L’Impatto della direttiva Bolkenstein
La direttiva Bolkenstein, che implica la libera concorrenza, ha raggiunto il Lago di Garda, eliminando rinnovi automatici o concessioni “per diritto divino.” Questa direttiva ha stimolato la concorrenza per aggiudicarsi le concessioni e ha portato a un aumento significativo degli incassi per l’Autorità di Bacino. Questa tendenza sembra lontana dall’eco della procedura di infrazione aperta dall’Europa contro l’Italia. La concorrenza aperta e gli investimenti cospicui stanno dimostrando che il Garda sta facendo progressi nella gestione delle concessioni balneari.
Fioccano le offerte: nn mercato in crescita
Nel 2023, l’Autorità di Bacino del lago di Garda ha pubblicato ben 16 bandi di gara, con offerte che hanno superato di gran lunga le basi d’asta. Alcuni dei bandi più partecipati includono:
- 13 offerte per la spiaggia del porto di Lugana a Sirmione, con una concessione aggiudicata per 30 mila euro, rispetto alla base d’asta di 9 mila euro.
- 11 offerte per la spiaggia fronte Brede di Moniga, con una concessione aggiudicata per 21 mila euro, rispetto alla base d’asta di 8 mila euro.
- 8 offerte per il Lido delle Bionde di Sirmione, con una concessione aggiudicata per 37 mila euro, rispetto alla base d’asta di 13 mila euro.
- 5 offerte per porto Dusano a Manerba, con una concessione aggiudicata per 400 mila euro, rispetto alla base d’asta di 69 mila euro.
- 4 offerte per il Lido Azzurro di Toscolano Maderno, con una concessione aggiudicata per 62 mila euro, rispetto alla base d’asta di 27 mila euro.
- 8 offerte per la spiaggia al porto Galeazzi di Sirmione, con una concessione aggiudicata per 28 mila euro, rispetto alla base d’asta di 9 mila euro.
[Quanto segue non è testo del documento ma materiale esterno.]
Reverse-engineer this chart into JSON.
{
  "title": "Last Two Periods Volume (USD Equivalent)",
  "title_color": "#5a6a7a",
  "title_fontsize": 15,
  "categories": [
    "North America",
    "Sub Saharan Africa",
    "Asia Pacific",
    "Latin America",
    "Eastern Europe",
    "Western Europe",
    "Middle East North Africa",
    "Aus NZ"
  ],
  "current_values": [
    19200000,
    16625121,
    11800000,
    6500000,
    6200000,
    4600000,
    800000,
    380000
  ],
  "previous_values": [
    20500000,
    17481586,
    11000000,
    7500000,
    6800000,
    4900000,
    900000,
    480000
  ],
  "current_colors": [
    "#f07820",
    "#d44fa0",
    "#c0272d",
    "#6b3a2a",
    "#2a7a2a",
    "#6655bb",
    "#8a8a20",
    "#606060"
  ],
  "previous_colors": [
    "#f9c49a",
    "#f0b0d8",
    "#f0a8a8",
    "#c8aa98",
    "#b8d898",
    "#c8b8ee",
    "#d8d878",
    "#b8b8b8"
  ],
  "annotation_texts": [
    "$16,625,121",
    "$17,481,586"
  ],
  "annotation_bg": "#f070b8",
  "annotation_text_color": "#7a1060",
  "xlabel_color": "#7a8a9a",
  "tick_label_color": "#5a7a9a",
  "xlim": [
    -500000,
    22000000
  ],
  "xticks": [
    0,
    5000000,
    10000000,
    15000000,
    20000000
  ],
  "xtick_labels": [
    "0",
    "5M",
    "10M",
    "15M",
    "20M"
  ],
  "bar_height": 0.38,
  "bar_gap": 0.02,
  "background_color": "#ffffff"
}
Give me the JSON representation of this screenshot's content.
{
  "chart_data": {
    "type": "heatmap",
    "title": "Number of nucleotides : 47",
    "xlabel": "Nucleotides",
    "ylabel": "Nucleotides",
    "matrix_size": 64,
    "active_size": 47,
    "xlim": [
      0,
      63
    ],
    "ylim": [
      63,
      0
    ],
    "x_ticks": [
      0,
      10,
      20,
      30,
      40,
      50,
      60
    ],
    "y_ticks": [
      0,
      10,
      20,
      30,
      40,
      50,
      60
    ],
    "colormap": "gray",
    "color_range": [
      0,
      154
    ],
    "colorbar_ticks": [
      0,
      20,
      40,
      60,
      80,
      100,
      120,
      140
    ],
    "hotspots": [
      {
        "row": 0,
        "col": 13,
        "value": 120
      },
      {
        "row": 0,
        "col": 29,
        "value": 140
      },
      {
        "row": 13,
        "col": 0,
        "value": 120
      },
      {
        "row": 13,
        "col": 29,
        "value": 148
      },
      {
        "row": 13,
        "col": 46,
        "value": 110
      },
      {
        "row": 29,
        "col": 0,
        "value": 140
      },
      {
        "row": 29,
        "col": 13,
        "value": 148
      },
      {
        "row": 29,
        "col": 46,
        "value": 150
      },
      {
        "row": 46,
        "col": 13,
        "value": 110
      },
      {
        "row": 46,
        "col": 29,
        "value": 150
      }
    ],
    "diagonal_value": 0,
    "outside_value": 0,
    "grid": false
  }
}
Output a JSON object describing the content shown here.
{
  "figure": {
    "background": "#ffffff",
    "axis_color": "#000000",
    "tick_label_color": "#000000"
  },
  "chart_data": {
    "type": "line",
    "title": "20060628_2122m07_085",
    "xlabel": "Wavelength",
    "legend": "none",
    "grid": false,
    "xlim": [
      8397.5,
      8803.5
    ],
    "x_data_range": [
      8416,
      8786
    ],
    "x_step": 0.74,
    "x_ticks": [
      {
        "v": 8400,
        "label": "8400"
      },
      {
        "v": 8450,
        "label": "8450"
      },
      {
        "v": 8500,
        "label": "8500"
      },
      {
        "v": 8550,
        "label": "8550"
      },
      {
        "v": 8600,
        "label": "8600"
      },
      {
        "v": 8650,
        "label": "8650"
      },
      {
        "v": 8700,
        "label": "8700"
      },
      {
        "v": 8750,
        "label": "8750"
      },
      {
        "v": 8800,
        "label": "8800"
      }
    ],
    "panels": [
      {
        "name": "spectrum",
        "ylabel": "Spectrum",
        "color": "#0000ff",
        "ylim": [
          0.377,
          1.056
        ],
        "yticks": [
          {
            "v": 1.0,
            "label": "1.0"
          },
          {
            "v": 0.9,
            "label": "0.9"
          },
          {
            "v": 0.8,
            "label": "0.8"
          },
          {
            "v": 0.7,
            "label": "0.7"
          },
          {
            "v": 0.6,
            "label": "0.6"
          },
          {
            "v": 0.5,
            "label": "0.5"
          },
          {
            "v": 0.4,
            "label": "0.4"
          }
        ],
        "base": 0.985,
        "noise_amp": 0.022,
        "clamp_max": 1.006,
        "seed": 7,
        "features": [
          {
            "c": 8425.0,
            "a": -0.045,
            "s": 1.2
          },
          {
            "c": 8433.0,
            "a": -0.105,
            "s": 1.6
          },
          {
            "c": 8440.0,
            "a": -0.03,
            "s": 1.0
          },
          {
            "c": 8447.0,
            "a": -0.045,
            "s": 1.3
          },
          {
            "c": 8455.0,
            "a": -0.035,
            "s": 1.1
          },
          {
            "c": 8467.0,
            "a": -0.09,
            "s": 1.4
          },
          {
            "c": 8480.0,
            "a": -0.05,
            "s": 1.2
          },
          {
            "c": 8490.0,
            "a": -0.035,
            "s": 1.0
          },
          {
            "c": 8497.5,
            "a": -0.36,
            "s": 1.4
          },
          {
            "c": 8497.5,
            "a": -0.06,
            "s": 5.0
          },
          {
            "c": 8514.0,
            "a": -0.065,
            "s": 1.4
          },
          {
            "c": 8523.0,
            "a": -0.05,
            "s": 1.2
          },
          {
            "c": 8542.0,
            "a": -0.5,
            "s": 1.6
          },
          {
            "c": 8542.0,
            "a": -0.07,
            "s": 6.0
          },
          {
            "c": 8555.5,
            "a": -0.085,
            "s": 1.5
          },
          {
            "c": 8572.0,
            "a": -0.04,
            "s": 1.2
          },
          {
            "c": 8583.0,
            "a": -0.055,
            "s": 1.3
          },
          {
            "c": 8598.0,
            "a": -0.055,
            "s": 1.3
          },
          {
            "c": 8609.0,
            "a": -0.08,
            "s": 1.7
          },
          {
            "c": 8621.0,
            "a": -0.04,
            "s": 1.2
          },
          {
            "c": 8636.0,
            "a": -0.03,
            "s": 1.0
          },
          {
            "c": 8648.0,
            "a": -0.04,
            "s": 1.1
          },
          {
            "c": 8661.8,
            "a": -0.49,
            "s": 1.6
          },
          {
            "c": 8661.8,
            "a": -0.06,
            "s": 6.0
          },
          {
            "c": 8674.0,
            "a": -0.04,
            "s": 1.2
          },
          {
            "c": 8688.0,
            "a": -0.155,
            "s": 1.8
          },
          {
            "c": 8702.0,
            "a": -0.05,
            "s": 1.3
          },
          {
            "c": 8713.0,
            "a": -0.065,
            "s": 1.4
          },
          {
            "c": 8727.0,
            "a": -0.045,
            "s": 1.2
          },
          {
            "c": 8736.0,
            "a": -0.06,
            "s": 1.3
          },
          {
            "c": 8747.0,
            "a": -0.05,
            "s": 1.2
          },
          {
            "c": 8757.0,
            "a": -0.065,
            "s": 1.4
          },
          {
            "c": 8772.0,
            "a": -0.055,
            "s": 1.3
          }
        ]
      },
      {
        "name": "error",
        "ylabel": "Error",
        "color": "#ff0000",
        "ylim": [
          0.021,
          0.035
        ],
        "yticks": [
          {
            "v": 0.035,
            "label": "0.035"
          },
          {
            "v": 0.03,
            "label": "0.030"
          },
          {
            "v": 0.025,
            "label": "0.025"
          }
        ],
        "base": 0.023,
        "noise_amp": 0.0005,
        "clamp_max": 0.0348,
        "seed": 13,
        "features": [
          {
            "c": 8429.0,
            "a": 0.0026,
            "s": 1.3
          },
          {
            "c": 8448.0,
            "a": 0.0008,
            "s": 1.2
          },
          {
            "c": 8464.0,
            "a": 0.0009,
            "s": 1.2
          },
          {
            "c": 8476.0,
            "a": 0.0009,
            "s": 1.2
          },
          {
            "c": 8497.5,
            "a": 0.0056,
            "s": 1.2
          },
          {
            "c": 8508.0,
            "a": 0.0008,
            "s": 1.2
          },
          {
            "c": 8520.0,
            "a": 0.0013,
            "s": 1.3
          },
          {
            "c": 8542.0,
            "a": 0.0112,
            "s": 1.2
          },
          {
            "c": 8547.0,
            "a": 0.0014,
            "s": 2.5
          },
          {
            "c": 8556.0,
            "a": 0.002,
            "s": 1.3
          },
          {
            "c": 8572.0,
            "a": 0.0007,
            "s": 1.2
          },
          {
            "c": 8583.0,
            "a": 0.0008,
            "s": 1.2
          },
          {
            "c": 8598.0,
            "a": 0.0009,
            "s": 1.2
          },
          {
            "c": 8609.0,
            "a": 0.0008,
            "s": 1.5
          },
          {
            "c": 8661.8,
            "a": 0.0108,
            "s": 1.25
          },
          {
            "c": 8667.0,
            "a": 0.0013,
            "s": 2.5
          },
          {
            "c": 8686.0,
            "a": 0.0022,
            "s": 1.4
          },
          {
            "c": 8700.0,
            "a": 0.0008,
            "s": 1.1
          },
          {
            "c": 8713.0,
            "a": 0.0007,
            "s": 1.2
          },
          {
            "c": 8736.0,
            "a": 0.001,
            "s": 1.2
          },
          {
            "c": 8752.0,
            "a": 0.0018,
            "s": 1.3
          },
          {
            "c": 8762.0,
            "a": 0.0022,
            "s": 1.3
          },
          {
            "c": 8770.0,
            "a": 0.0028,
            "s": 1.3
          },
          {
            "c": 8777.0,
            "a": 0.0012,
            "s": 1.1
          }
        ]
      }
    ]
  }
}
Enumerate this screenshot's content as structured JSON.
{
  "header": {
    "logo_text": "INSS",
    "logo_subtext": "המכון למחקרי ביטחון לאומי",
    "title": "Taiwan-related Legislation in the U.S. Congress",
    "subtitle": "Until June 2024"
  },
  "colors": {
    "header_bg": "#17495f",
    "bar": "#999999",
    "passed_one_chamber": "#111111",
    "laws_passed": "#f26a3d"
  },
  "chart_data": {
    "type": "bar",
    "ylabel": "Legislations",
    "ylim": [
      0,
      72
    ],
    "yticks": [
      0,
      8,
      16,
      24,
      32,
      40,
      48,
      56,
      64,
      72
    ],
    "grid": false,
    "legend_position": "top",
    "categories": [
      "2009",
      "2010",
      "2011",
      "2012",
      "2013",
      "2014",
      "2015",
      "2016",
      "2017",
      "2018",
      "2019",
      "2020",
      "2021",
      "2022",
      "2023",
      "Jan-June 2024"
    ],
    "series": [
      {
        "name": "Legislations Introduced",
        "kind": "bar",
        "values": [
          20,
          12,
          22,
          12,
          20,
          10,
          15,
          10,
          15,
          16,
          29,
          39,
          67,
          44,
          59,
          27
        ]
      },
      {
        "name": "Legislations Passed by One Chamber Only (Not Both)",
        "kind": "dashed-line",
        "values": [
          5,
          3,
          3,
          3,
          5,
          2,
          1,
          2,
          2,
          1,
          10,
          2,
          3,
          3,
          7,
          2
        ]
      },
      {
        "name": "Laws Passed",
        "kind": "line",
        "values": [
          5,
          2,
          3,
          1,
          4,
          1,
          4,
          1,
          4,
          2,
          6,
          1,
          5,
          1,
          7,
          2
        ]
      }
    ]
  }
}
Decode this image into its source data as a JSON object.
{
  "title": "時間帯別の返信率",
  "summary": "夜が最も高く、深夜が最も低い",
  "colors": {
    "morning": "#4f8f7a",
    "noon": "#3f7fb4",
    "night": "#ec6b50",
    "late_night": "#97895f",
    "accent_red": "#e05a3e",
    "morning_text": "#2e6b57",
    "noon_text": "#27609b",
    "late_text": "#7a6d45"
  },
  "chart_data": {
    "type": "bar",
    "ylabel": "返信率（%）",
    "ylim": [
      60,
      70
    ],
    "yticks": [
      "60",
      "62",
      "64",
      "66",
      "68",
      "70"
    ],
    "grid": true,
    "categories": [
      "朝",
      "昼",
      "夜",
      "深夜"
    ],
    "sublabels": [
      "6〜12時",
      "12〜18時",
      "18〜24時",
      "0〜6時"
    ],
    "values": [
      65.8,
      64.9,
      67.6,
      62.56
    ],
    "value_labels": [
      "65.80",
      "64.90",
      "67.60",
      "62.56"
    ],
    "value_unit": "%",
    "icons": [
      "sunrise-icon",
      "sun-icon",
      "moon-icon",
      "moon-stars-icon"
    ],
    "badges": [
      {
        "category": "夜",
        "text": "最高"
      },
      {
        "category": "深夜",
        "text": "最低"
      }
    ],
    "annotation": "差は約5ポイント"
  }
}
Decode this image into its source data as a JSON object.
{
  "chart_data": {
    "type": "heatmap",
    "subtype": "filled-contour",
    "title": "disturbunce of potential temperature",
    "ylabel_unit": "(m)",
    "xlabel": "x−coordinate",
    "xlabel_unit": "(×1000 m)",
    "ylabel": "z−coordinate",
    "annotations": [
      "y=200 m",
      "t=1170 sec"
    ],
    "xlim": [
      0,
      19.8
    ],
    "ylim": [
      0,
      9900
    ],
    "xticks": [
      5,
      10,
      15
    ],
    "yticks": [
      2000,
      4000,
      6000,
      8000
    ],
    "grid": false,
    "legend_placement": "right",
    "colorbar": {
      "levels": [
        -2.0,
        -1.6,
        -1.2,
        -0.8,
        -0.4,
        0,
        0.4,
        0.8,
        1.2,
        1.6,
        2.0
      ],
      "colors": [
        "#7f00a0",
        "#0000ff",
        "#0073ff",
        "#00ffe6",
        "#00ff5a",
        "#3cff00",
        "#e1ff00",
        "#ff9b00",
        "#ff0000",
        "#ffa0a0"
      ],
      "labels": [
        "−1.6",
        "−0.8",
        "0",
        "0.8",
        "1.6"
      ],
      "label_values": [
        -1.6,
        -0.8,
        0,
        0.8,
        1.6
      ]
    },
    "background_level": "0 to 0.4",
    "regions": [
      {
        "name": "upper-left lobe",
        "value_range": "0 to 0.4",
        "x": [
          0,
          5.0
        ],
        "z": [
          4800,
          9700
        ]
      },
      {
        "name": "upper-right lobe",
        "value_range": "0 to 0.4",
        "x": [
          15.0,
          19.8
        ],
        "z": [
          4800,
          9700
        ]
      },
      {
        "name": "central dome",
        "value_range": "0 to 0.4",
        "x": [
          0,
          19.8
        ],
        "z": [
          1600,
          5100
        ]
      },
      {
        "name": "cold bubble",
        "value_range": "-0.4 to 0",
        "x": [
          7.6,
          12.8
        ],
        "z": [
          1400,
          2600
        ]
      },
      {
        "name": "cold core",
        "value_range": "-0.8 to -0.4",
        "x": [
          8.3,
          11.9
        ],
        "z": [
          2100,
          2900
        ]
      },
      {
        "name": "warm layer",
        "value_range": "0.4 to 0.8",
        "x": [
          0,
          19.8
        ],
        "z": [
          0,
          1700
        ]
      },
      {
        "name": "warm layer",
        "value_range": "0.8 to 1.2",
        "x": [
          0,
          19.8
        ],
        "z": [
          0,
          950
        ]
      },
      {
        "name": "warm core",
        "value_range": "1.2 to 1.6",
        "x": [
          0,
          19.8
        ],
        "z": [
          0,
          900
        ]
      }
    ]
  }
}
Al momento, non sembra esserci il timore che grandi gruppi dominino il mercato o che ci siano offerte sospette. La maggior parte delle concessioni è stata assegnata a imprenditori locali, dimostrando un sostegno significativo alle attività locali.
Una politica di libera concorrenza
La Regione Lombardia ha intrapreso un cammino importante con un regolamento in vigore dal 2015 che recepisce la direttiva Bolkenstein. Questo regolamento favorisce la libera concorrenza, garantendo che nessuna concessione venga rinnovata automaticamente ma piuttosto assegnata attraverso bandi di gara aperti a tutti, con requisiti rigorosi per i partecipanti. Questo approccio ha suscitato dibattiti politici, ma molti riconoscono i vantaggi del mercato libero e le opportunità che offre per i giovani imprenditori e per promuovere nuove idee.
Indennizzi per iconcessionari uscenti
Il regolamento regionale prevede anche indennizzi per i concessionari uscenti che non riescono a riconquistare le concessioni. Questo meccanismo ha l’obiettivo di proteggere gli interessi dei concessionari precedenti. Ad esempio, nel caso del chiosco del Torchio, è stato previsto un indennizzo di oltre 96mila euro, divisi tra la società comunale Manerba Servizi Turistici e i gestori in uscita.